Last night I went to bed ridiculously early, and I think the dog had an easier night but still woke us up a few times. I managed to wake up before my alarm, which is always better than having the damn thing jolt me out of the wrong stage of sleep, and I staggered around looking for my stuff.

On the way to Rogue, my car informed me that the promised cool front had indeed arrived.

I'd forgotten what cool weather felt like.

It’s been a while since the temperature started with a five.

When I got to Rogue, I realized I’d forgotten my Garmin. I usually collect all my gear in one place the night before, but I’d been so tired, obviously I forgot. And this morning I was kicking myself for it. I know some people recommend running tech-free now and then, but I’m kind of a nerd about collecting the data. D’oh.

S and I had some discussion about distance. We’re both coming off injuries and don’t want to do anything to jeopardize recovery, but we had already run a combined 11.7 miles last weekend (Zilker Relays and Frozen Hot Chocolate) and knew we could do better than the 3-5 most people were running today. Plus we are both participating in the Beat the Blerch virtual race next weekend–it’s a 10K/half/full but our goal is to complete the half.

My race kit came in the mail the other day–so much awesome!  

So we thought maybe we’d run seven today and 6.2 next Saturday–combined it’s a half marathon, but we also meet the 10K requirement on the actual day of the race. Either way, we would be legit.

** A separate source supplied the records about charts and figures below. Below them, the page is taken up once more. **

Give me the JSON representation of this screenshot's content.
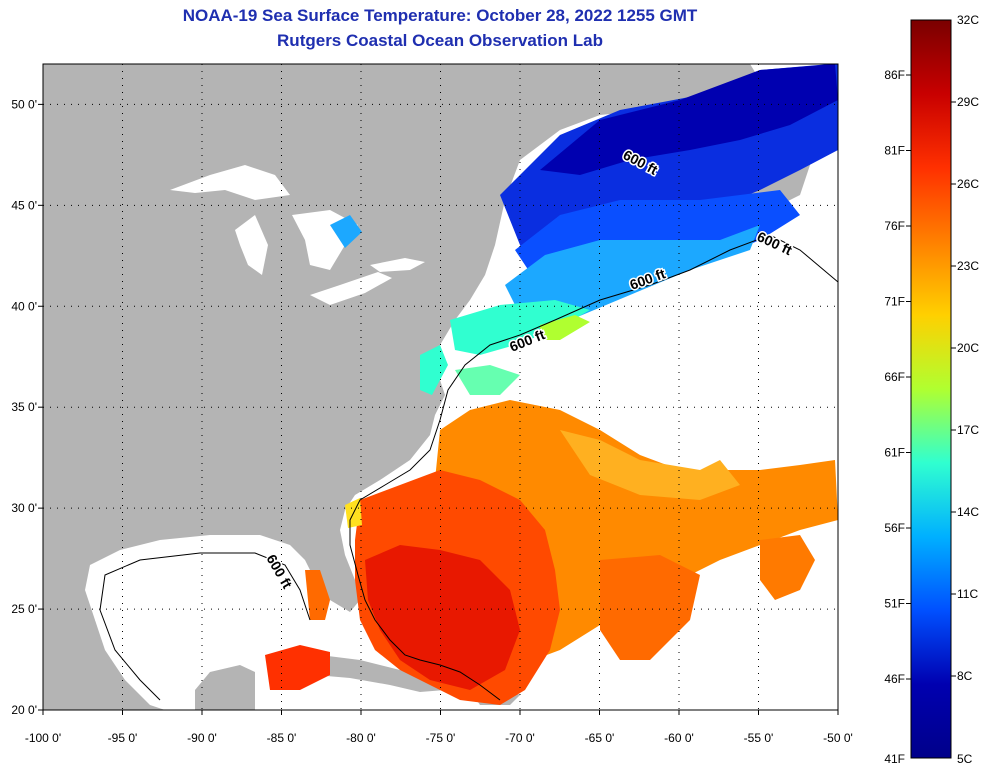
{
  "title": "NOAA-19 Sea Surface Temperature:  October 28, 2022 1255 GMT",
  "subtitle": "Rutgers Coastal Ocean Observation Lab",
  "map": {
    "lon_range": [
      -100,
      -50
    ],
    "lat_range": [
      20,
      52
    ],
    "x_ticks": [
      "-100 0'",
      "-95 0'",
      "-90 0'",
      "-85 0'",
      "-80 0'",
      "-75 0'",
      "-70 0'",
      "-65 0'",
      "-60 0'",
      "-55 0'",
      "-50 0'"
    ],
    "y_ticks": [
      "50 0'",
      "45 0'",
      "40 0'",
      "35 0'",
      "30 0'",
      "25 0'",
      "20 0'"
    ],
    "isobath_label": "600 ft",
    "colors": {
      "land": "#b4b4b4",
      "no_data": "#ffffff",
      "graticule": "#000000"
    }
  },
  "colorbar": {
    "fahrenheit": [
      "86F",
      "81F",
      "76F",
      "71F",
      "66F",
      "61F",
      "56F",
      "51F",
      "46F",
      "41F"
    ],
    "celsius": [
      "32C",
      "29C",
      "26C",
      "23C",
      "20C",
      "17C",
      "14C",
      "11C",
      "8C",
      "5C"
    ],
    "colors": [
      "#7a0000",
      "#c80000",
      "#ff3000",
      "#ff8000",
      "#ffd000",
      "#b0ff30",
      "#30ffd0",
      "#00b0ff",
      "#0050ff",
      "#0000b0",
      "#00008a"
    ]
  }
}
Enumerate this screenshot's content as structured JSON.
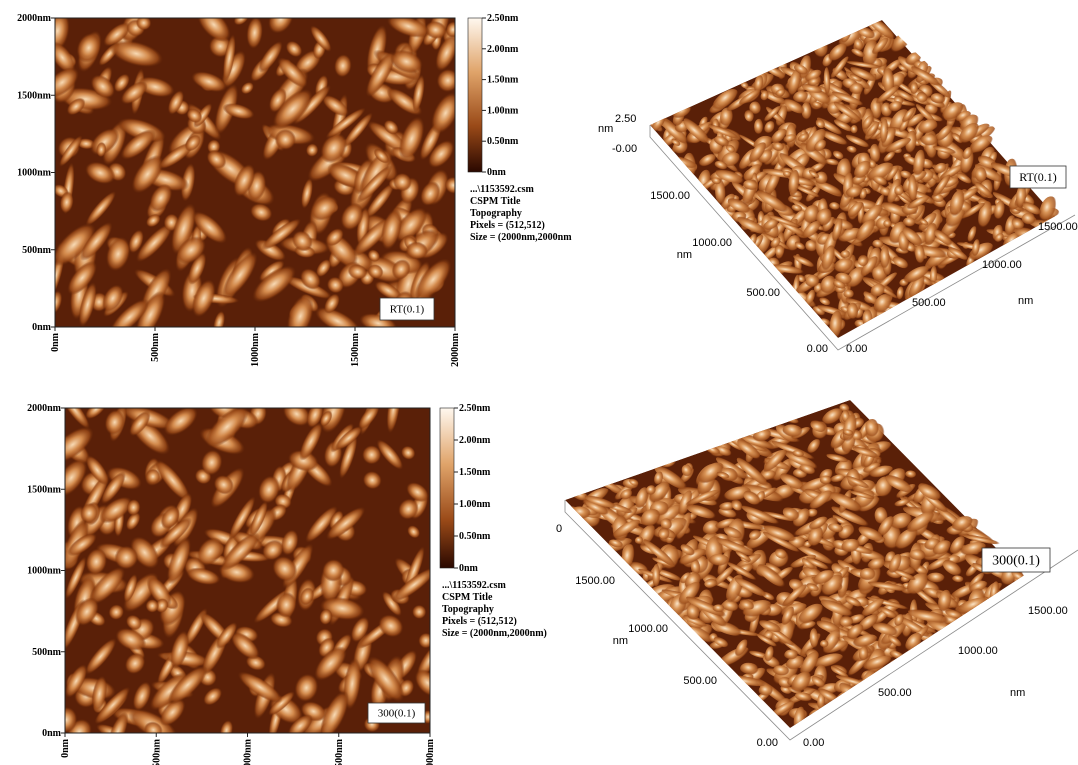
{
  "panels": [
    {
      "kind": "2d",
      "label": "RT(0.1)",
      "y_ticks": [
        "2000nm",
        "1500nm",
        "1000nm",
        "500nm",
        "0nm"
      ],
      "x_ticks": [
        "0nm",
        "500nm",
        "1000nm",
        "1500nm",
        "2000nm"
      ],
      "colorbar": [
        "2.50nm",
        "2.00nm",
        "1.50nm",
        "1.00nm",
        "0.50nm",
        "0nm"
      ],
      "info": [
        "...\\1153592.csm",
        "CSPM Title",
        "Topography",
        "Pixels = (512,512)",
        "Size = (2000nm,2000nm"
      ]
    },
    {
      "kind": "3d",
      "label": "RT(0.1)",
      "z_labels": [
        "nm",
        "2.50",
        "-0.00"
      ],
      "left_axis": [
        "1500.00",
        "1000.00",
        "nm",
        "500.00",
        "0.00"
      ],
      "right_axis": [
        "0.00",
        "500.00",
        "1000.00",
        "1500.00",
        "nm"
      ]
    },
    {
      "kind": "2d",
      "label": "300(0.1)",
      "y_ticks": [
        "2000nm",
        "1500nm",
        "1000nm",
        "500nm",
        "0nm"
      ],
      "x_ticks": [
        "0nm",
        "500nm",
        "000nm",
        "500nm",
        "000nm"
      ],
      "colorbar": [
        "2.50nm",
        "2.00nm",
        "1.50nm",
        "1.00nm",
        "0.50nm",
        "0nm"
      ],
      "info": [
        "...\\1153592.csm",
        "CSPM Title",
        "Topography",
        "Pixels = (512,512)",
        "Size = (2000nm,2000nm)"
      ]
    },
    {
      "kind": "3d",
      "label": "300(0.1)",
      "z_labels": [
        "0"
      ],
      "left_axis": [
        "1500.00",
        "1000.00",
        "nm",
        "500.00",
        "0.00"
      ],
      "right_axis": [
        "0.00",
        "500.00",
        "1000.00",
        "1500.00",
        "nm"
      ]
    }
  ]
}
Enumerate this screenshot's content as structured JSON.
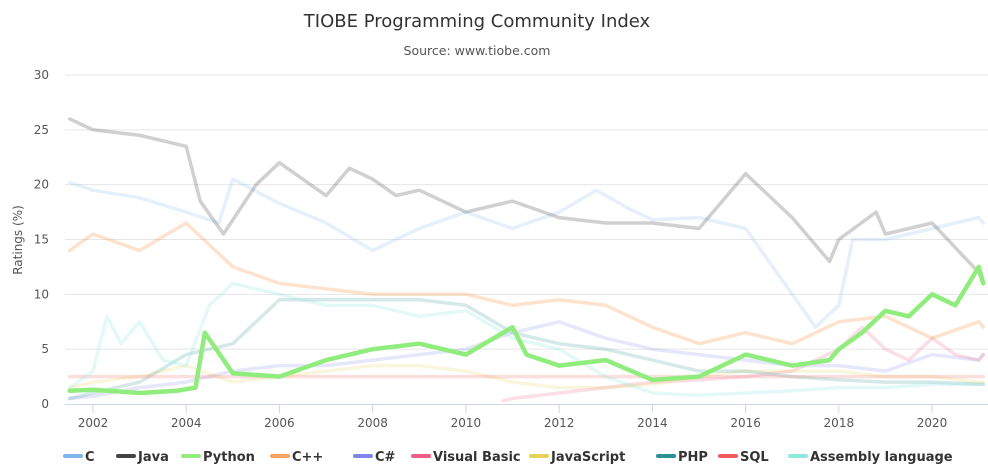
{
  "chart_data": {
    "type": "line",
    "title": "TIOBE Programming Community Index",
    "subtitle": "Source: www.tiobe.com",
    "xlabel": "",
    "ylabel": "Ratings (%)",
    "xlim": [
      2001.4,
      2021.2
    ],
    "ylim": [
      0,
      30
    ],
    "x_ticks": [
      2002,
      2004,
      2006,
      2008,
      2010,
      2012,
      2014,
      2016,
      2018,
      2020
    ],
    "y_ticks": [
      0,
      5,
      10,
      15,
      20,
      25,
      30
    ],
    "grid": "horizontal",
    "legend_position": "bottom",
    "highlighted_series": "Python",
    "series": [
      {
        "name": "C",
        "color": "#7cb5ec",
        "opacity": 0.2,
        "x": [
          2001.5,
          2002,
          2003,
          2004,
          2004.7,
          2005,
          2006,
          2007,
          2008,
          2009,
          2010,
          2011,
          2012,
          2012.8,
          2013.5,
          2014,
          2015,
          2016,
          2017,
          2017.5,
          2018,
          2018.3,
          2019,
          2020,
          2021,
          2021.1
        ],
        "y": [
          20.2,
          19.5,
          18.8,
          17.5,
          16.5,
          20.5,
          18.3,
          16.5,
          14.0,
          16.0,
          17.5,
          16.0,
          17.5,
          19.5,
          17.8,
          16.8,
          17.0,
          16.0,
          10.0,
          7.0,
          9.0,
          15.0,
          15.0,
          16.0,
          17.0,
          16.5
        ]
      },
      {
        "name": "Java",
        "color": "#434348",
        "opacity": 0.25,
        "x": [
          2001.5,
          2002,
          2003,
          2004,
          2004.3,
          2004.8,
          2005.5,
          2006,
          2007,
          2007.5,
          2008,
          2008.5,
          2009,
          2010,
          2011,
          2012,
          2013,
          2014,
          2015,
          2016,
          2017,
          2017.8,
          2018,
          2018.8,
          2019,
          2020,
          2021,
          2021.1
        ],
        "y": [
          26.0,
          25.0,
          24.5,
          23.5,
          18.5,
          15.5,
          20.0,
          22.0,
          19.0,
          21.5,
          20.5,
          19.0,
          19.5,
          17.5,
          18.5,
          17.0,
          16.5,
          16.5,
          16.0,
          21.0,
          17.0,
          13.0,
          15.0,
          17.5,
          15.5,
          16.5,
          12.0,
          11.0
        ]
      },
      {
        "name": "Python",
        "color": "#90ed7d",
        "opacity": 1,
        "highlight": true,
        "x": [
          2001.5,
          2002,
          2003,
          2003.8,
          2004.2,
          2004.4,
          2005,
          2006,
          2007,
          2008,
          2009,
          2010,
          2011,
          2011.3,
          2012,
          2013,
          2014,
          2015,
          2016,
          2017,
          2017.8,
          2018,
          2018.5,
          2019,
          2019.5,
          2020,
          2020.5,
          2021,
          2021.1
        ],
        "y": [
          1.2,
          1.3,
          1.0,
          1.2,
          1.5,
          6.5,
          2.8,
          2.5,
          4.0,
          5.0,
          5.5,
          4.5,
          7.0,
          4.5,
          3.5,
          4.0,
          2.2,
          2.5,
          4.5,
          3.5,
          4.0,
          5.0,
          6.5,
          8.5,
          8.0,
          10.0,
          9.0,
          12.5,
          11.0
        ]
      },
      {
        "name": "C++",
        "color": "#f7a35c",
        "opacity": 0.3,
        "x": [
          2001.5,
          2002,
          2003,
          2004,
          2005,
          2006,
          2007,
          2008,
          2009,
          2010,
          2011,
          2012,
          2013,
          2014,
          2015,
          2016,
          2017,
          2018,
          2019,
          2020,
          2021,
          2021.1
        ],
        "y": [
          14.0,
          15.5,
          14.0,
          16.5,
          12.5,
          11.0,
          10.5,
          10.0,
          10.0,
          10.0,
          9.0,
          9.5,
          9.0,
          7.0,
          5.5,
          6.5,
          5.5,
          7.5,
          8.0,
          6.0,
          7.5,
          7.0
        ]
      },
      {
        "name": "C#",
        "color": "#8085e9",
        "opacity": 0.2,
        "x": [
          2001.5,
          2002,
          2003,
          2004,
          2005,
          2006,
          2007,
          2008,
          2009,
          2010,
          2011,
          2012,
          2013,
          2014,
          2015,
          2016,
          2017,
          2018,
          2019,
          2020,
          2021,
          2021.1
        ],
        "y": [
          0.5,
          0.7,
          1.5,
          2.0,
          3.0,
          3.5,
          3.5,
          4.0,
          4.5,
          5.0,
          6.5,
          7.5,
          6.0,
          5.0,
          4.5,
          4.0,
          3.5,
          3.5,
          3.0,
          4.5,
          4.0,
          4.5
        ]
      },
      {
        "name": "Visual Basic",
        "color": "#f15c80",
        "opacity": 0.2,
        "x": [
          2010.8,
          2011,
          2012,
          2013,
          2014,
          2015,
          2016,
          2017,
          2018,
          2018.5,
          2019,
          2019.5,
          2020,
          2020.5,
          2021,
          2021.1
        ],
        "y": [
          0.3,
          0.5,
          1.0,
          1.5,
          2.0,
          2.2,
          2.5,
          3.0,
          5.0,
          7.0,
          5.0,
          4.0,
          6.0,
          4.5,
          4.0,
          4.5
        ]
      },
      {
        "name": "JavaScript",
        "color": "#e4d354",
        "opacity": 0.2,
        "x": [
          2001.5,
          2002,
          2003,
          2004,
          2005,
          2006,
          2007,
          2008,
          2009,
          2010,
          2011,
          2012,
          2013,
          2014,
          2015,
          2016,
          2017,
          2018,
          2019,
          2020,
          2021,
          2021.1
        ],
        "y": [
          1.5,
          2.0,
          2.5,
          3.5,
          2.0,
          2.5,
          3.0,
          3.5,
          3.5,
          3.0,
          2.0,
          1.5,
          1.5,
          1.8,
          2.5,
          3.0,
          3.0,
          3.0,
          2.5,
          2.5,
          2.0,
          2.0
        ]
      },
      {
        "name": "PHP",
        "color": "#2b908f",
        "opacity": 0.2,
        "x": [
          2001.5,
          2002,
          2003,
          2004,
          2005,
          2006,
          2007,
          2008,
          2009,
          2010,
          2011,
          2012,
          2013,
          2014,
          2015,
          2016,
          2017,
          2018,
          2019,
          2020,
          2021,
          2021.1
        ],
        "y": [
          0.5,
          1.0,
          2.0,
          4.5,
          5.5,
          9.5,
          9.5,
          9.5,
          9.5,
          9.0,
          6.5,
          5.5,
          5.0,
          4.0,
          3.0,
          3.0,
          2.5,
          2.2,
          2.0,
          2.0,
          1.8,
          1.8
        ]
      },
      {
        "name": "SQL",
        "color": "#f45b5b",
        "opacity": 0.2,
        "x": [
          2001.5,
          2021.1
        ],
        "y": [
          2.5,
          2.5
        ]
      },
      {
        "name": "Assembly language",
        "color": "#91e8e1",
        "opacity": 0.25,
        "x": [
          2001.5,
          2002,
          2002.3,
          2002.6,
          2003,
          2003.5,
          2004,
          2004.5,
          2005,
          2006,
          2007,
          2008,
          2009,
          2010,
          2011,
          2012,
          2013,
          2014,
          2015,
          2016,
          2017,
          2018,
          2019,
          2020,
          2021,
          2021.1
        ],
        "y": [
          1.5,
          3.0,
          8.0,
          5.5,
          7.5,
          4.0,
          3.5,
          9.0,
          11.0,
          10.0,
          9.0,
          9.0,
          8.0,
          8.5,
          6.0,
          5.0,
          2.5,
          1.0,
          0.8,
          1.0,
          1.2,
          1.5,
          1.5,
          1.8,
          1.8,
          1.8
        ]
      }
    ]
  }
}
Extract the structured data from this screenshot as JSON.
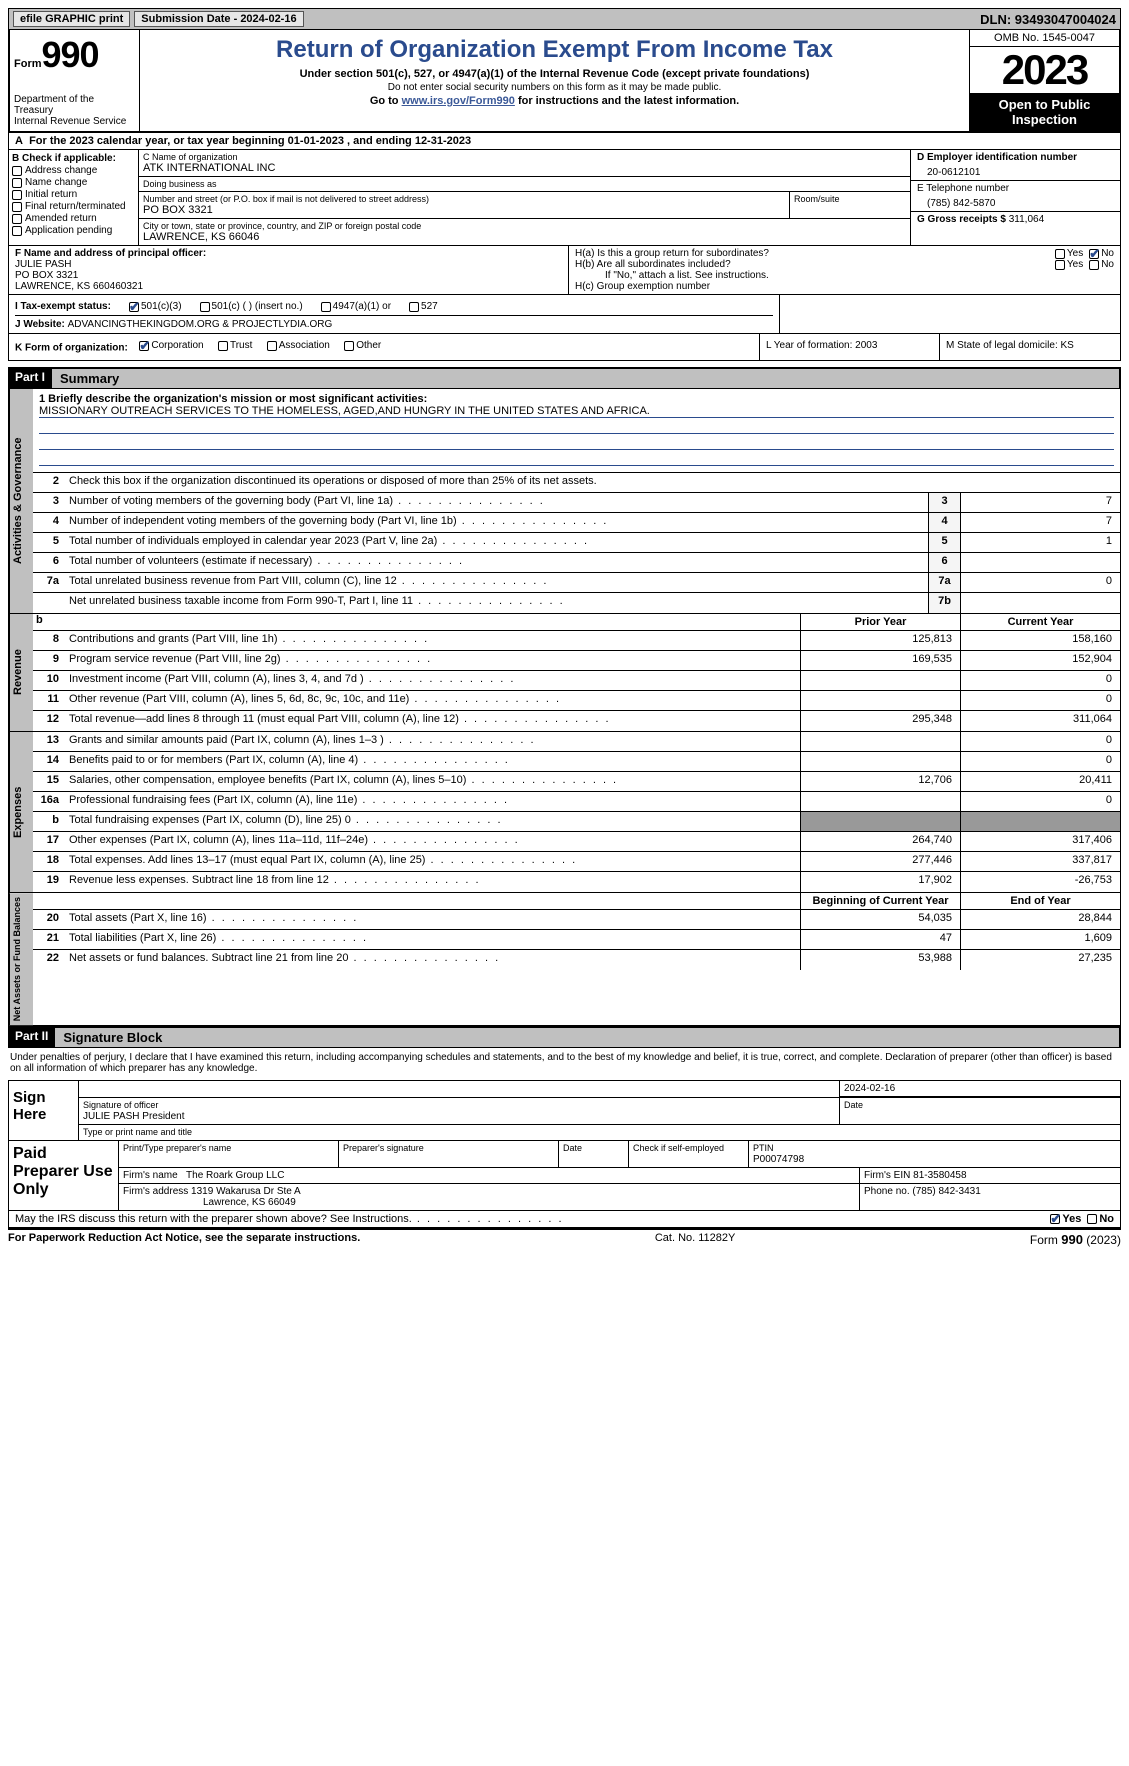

Once we decided our distance, we headed out. I felt naked without my Garmin–I kept looking at my bare wrist like it could tell me something. Fortunately S had hers, so I knew when we were done I could take a picture of it for my own data-geekiness needs.

It has been a loooong time since the temperature started with a five, so we took advantage. After Thursday’s workout on the surface of the sun, today’s cool breeze and slight drizzle provided a welcome change. We kept a steady (albeit slow) pace to the water stop at the first mile, then the second. We took a water break at mile 2.5, then sort of ran-walked the next mile before turning around. We took it easy on the hills (again, trying not to provoke an injury recurrence) but ran the rest of it. Since I didn’t have my Garmin I was just running by feel–I know we were slow, but for once I didn’t feel like I was going to keel over and die from heat exhaustion.

The last half-mile, I finally felt good. I had a smooth cadence going on, nothing hurt, and things just clicked. It’s been a while since I felt that way, especially at the end of a long run, so I savored it. It’s only the middle of September, so this is not a permanent temperature change. But it was perfectly timed to help me feel some optimism after a summer of setbacks.

So I guess that answers the age-old philosophical question. Yes, my Garmin-less seven miles still count.